Genelde sağlık sistemi, personel aşı ilaç medikal malzeme yapı stoğu bakım gözetim tedavi birimleri açısından salgın ile mücadelede yetersiz kaldığında en akıllı tercih olur.
Kısıtlamalar yasaklar kontrollü şekilde kaldırılır. Halkın toplu alanlarda kullanım araçlarında ve bireysel yaşam alanları vb kişi çevre yaşam alanları dezenfekte edilmesi, önleyici hizmetler (test, uyarı, kontroller vb) büyük bir titizlikle uygulanır.
Ama bu sürü bağışıklılığı en son çaredir desek haksızlık etmiş oluruz.
Aslında sürü bağışıklığı köprüden önce son çıkış, tam bir karantina uygulaması işe yaramaz ise sonrasında tercih edilecek durumdur ve en basit örnekleme ile "ölen ölsün, kalan sağlar bizimdir" desek ne anlama geldiğini sanırım herkes anlar.
Sürü bağışıklılığının veya tam bir karantina uygulamasının (aşısı olmayan, test sonuçları bile tartışmalı, bulaşı oranı yüksek olan viral salgında başka bir mücadele yolu da yoktur) başarılı olması için elde ki verileri şeffaf şekilde kamuoyu ile paylaşmalısınız.

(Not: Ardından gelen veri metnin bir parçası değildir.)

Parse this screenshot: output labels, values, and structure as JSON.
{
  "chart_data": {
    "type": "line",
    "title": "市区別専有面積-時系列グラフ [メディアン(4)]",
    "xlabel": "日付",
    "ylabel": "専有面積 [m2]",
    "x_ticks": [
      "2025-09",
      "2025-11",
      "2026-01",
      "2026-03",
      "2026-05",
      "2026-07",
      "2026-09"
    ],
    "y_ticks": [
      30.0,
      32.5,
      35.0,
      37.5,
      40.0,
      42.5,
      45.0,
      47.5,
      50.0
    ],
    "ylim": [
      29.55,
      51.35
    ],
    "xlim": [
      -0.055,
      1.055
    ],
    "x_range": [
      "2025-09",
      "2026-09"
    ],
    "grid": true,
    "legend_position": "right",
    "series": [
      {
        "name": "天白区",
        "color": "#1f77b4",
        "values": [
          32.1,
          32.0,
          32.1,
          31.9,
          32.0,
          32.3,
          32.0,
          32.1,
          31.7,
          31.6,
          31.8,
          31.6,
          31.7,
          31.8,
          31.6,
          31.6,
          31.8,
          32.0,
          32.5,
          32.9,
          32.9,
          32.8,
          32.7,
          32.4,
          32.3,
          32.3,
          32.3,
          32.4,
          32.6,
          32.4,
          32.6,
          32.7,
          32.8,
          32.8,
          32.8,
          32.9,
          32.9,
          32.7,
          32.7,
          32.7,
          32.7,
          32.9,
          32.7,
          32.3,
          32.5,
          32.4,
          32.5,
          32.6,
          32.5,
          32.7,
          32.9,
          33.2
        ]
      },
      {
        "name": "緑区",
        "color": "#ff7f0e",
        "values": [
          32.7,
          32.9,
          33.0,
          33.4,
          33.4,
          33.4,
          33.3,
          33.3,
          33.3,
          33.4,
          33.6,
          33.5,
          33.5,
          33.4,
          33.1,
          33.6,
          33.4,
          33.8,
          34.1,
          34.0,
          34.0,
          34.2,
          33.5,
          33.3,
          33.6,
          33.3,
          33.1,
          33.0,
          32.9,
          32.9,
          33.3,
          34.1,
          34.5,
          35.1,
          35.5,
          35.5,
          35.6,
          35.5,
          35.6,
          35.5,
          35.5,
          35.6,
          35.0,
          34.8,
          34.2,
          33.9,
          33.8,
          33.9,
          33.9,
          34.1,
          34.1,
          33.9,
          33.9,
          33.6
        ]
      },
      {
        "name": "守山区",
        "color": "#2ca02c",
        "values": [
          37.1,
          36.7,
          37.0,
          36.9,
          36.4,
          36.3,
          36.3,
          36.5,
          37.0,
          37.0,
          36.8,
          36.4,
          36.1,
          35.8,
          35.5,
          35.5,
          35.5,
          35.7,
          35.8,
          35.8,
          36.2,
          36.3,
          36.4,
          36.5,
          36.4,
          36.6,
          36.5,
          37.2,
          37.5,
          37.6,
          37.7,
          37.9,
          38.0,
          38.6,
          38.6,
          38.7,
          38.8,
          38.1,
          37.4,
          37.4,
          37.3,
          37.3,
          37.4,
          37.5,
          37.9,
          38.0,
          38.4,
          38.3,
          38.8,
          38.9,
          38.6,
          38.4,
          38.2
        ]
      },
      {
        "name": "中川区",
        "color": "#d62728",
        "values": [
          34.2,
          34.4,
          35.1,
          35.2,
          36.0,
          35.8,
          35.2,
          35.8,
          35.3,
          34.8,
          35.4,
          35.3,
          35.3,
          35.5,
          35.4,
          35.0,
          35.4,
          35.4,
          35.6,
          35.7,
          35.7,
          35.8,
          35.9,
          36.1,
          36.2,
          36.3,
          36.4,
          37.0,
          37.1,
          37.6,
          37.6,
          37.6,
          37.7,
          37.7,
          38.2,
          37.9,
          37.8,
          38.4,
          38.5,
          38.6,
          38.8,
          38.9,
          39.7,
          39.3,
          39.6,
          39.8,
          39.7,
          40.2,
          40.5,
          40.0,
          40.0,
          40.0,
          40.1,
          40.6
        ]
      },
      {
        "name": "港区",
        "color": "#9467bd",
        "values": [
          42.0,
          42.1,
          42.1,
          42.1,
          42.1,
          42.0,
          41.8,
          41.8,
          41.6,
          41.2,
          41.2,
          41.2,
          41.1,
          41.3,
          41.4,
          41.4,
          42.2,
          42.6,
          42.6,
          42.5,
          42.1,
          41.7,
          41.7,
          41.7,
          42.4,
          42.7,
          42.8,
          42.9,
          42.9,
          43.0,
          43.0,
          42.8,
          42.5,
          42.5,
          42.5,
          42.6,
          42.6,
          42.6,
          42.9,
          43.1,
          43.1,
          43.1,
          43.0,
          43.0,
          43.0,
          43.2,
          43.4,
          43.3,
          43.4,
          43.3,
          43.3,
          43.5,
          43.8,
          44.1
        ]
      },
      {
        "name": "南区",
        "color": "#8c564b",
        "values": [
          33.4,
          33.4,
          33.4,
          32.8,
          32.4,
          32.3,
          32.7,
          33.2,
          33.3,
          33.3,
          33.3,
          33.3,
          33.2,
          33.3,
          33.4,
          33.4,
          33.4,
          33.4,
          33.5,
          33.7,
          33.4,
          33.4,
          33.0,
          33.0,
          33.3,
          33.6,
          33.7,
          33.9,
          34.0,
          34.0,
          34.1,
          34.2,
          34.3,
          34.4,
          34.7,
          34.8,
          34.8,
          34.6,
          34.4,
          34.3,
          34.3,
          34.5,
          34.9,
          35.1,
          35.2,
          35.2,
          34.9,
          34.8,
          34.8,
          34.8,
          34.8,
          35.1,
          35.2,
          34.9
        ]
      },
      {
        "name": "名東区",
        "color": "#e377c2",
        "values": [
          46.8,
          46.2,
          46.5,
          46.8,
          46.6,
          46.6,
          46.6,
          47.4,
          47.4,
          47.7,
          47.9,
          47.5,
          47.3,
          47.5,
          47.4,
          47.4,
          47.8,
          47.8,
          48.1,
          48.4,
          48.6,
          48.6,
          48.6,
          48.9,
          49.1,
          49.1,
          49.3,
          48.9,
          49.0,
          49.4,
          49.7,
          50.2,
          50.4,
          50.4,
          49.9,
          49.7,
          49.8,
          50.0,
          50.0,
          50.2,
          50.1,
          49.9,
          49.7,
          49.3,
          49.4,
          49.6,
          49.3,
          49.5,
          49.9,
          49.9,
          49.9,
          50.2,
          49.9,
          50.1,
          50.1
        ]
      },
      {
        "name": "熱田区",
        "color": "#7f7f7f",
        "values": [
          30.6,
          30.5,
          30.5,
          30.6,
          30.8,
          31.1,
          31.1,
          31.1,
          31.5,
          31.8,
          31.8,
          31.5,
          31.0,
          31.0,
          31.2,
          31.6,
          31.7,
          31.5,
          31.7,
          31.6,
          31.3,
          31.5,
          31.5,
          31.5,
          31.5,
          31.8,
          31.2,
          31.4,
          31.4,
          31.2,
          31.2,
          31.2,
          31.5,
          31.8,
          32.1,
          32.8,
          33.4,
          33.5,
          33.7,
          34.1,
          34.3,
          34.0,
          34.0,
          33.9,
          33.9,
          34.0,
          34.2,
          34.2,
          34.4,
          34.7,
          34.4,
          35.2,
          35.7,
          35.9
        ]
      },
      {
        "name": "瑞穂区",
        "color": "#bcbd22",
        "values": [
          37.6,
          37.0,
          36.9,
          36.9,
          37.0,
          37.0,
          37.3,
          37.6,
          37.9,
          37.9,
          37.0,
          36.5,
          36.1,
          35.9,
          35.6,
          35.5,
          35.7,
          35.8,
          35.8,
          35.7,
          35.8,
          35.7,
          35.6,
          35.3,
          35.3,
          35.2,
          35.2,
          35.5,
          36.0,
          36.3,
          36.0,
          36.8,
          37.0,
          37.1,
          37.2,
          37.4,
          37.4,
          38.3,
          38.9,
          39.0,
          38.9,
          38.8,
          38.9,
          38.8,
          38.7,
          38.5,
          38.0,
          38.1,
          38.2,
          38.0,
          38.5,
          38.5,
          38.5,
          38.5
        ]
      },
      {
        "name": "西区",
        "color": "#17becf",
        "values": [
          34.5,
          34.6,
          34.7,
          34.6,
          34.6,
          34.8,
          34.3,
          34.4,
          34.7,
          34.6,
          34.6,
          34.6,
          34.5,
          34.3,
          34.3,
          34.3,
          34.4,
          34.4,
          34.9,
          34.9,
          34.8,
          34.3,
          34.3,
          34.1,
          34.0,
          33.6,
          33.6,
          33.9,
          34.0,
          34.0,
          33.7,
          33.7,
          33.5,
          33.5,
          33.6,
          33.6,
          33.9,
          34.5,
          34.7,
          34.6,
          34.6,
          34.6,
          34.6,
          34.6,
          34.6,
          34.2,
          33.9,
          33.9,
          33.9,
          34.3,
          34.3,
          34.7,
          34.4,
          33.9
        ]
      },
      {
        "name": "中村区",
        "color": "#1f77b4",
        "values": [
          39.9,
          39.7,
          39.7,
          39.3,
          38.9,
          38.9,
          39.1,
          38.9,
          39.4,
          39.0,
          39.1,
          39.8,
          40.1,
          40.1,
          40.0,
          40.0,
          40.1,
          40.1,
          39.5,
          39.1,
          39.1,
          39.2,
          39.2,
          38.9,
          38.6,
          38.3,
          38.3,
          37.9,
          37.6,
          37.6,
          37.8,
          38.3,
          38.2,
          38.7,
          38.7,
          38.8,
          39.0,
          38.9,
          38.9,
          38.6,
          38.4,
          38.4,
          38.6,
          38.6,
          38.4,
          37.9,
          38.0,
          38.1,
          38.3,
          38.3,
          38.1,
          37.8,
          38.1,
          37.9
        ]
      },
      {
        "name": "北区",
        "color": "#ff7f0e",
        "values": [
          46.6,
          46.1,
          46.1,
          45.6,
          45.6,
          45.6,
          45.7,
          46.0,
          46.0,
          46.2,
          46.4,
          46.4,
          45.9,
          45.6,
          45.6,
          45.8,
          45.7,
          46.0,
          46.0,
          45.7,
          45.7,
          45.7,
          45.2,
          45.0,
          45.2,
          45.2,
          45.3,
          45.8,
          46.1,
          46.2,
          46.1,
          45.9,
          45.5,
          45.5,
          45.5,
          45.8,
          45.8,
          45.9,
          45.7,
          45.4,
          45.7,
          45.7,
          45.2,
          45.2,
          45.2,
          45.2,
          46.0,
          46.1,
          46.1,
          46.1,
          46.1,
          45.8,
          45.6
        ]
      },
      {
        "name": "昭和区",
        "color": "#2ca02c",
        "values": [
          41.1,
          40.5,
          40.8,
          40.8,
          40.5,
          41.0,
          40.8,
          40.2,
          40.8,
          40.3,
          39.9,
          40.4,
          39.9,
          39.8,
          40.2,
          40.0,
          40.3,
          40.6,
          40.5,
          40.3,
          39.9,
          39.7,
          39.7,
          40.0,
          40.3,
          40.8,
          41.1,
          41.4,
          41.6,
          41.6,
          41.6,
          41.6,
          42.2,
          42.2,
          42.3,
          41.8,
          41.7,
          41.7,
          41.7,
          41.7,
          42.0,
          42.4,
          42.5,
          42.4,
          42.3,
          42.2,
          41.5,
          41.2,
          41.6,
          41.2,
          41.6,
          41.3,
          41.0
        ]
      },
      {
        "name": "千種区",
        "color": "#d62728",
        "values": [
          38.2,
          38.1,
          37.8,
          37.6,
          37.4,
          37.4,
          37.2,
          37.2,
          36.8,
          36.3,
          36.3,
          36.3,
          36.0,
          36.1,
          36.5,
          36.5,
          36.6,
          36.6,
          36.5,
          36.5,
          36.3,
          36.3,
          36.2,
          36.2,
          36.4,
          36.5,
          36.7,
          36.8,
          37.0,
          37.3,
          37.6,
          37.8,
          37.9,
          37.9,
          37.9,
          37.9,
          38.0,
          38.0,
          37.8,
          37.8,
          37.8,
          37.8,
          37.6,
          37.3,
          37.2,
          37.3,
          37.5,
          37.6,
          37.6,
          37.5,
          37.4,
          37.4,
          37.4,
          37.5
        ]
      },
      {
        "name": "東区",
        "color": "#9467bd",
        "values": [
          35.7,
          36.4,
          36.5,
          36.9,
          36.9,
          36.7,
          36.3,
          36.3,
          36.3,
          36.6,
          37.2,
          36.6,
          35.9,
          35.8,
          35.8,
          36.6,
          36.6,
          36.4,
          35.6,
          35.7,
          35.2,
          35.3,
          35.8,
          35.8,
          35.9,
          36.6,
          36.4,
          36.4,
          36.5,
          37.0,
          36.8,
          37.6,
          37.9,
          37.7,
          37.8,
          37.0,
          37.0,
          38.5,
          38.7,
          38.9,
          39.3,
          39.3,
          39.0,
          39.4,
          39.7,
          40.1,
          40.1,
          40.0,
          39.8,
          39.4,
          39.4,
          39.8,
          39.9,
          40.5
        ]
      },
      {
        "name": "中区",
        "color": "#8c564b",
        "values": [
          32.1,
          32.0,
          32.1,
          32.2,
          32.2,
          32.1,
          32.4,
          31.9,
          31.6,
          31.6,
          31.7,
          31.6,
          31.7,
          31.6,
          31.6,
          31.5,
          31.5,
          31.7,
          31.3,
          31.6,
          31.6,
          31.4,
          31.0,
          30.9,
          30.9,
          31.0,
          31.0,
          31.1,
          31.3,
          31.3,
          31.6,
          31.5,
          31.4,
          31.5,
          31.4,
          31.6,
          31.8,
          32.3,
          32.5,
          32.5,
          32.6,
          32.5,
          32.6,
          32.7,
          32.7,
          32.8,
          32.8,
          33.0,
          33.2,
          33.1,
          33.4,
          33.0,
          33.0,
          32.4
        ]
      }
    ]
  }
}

Hem verileri şeffaf olarak paylaşım yapmaz, hem de virüse yakalanmış veya taşıyıcı olma ihtimali olan insanları karantina altına almak yerine (hastahane, toplu konutlar, spor komplekslerinde, yurtlarda) toplumdan ayrı tutmak yerine halkın arasına salarsanız; sürü bağışıklığı yöntemi de işe yaramaz ve sonunda elinizde kalan tek çare sinagog kilise cami de edilen dualar, yaratandan yardım istemek tek mücadele yolunuz olarak elinizde kalır.
işin acı tarafı böyle salgınlarda belirlenen mücadele yöntemlerinin hiç birini şimdiye kadar tam olarak uygulamasını yapmadık.
Her şeyi yarım yamalak yaptık.
Neyse, Ekim Kasım sonrası görüşürüz.
hastanelerde yer yok, vakalar arttı ölüm sayısı arttı, hastalığı ağır geçiren kişileri hastanede tutuyorlar hafif geçirenleride evde ilaç tedavisiyle atlatmasını sağlıyorlar.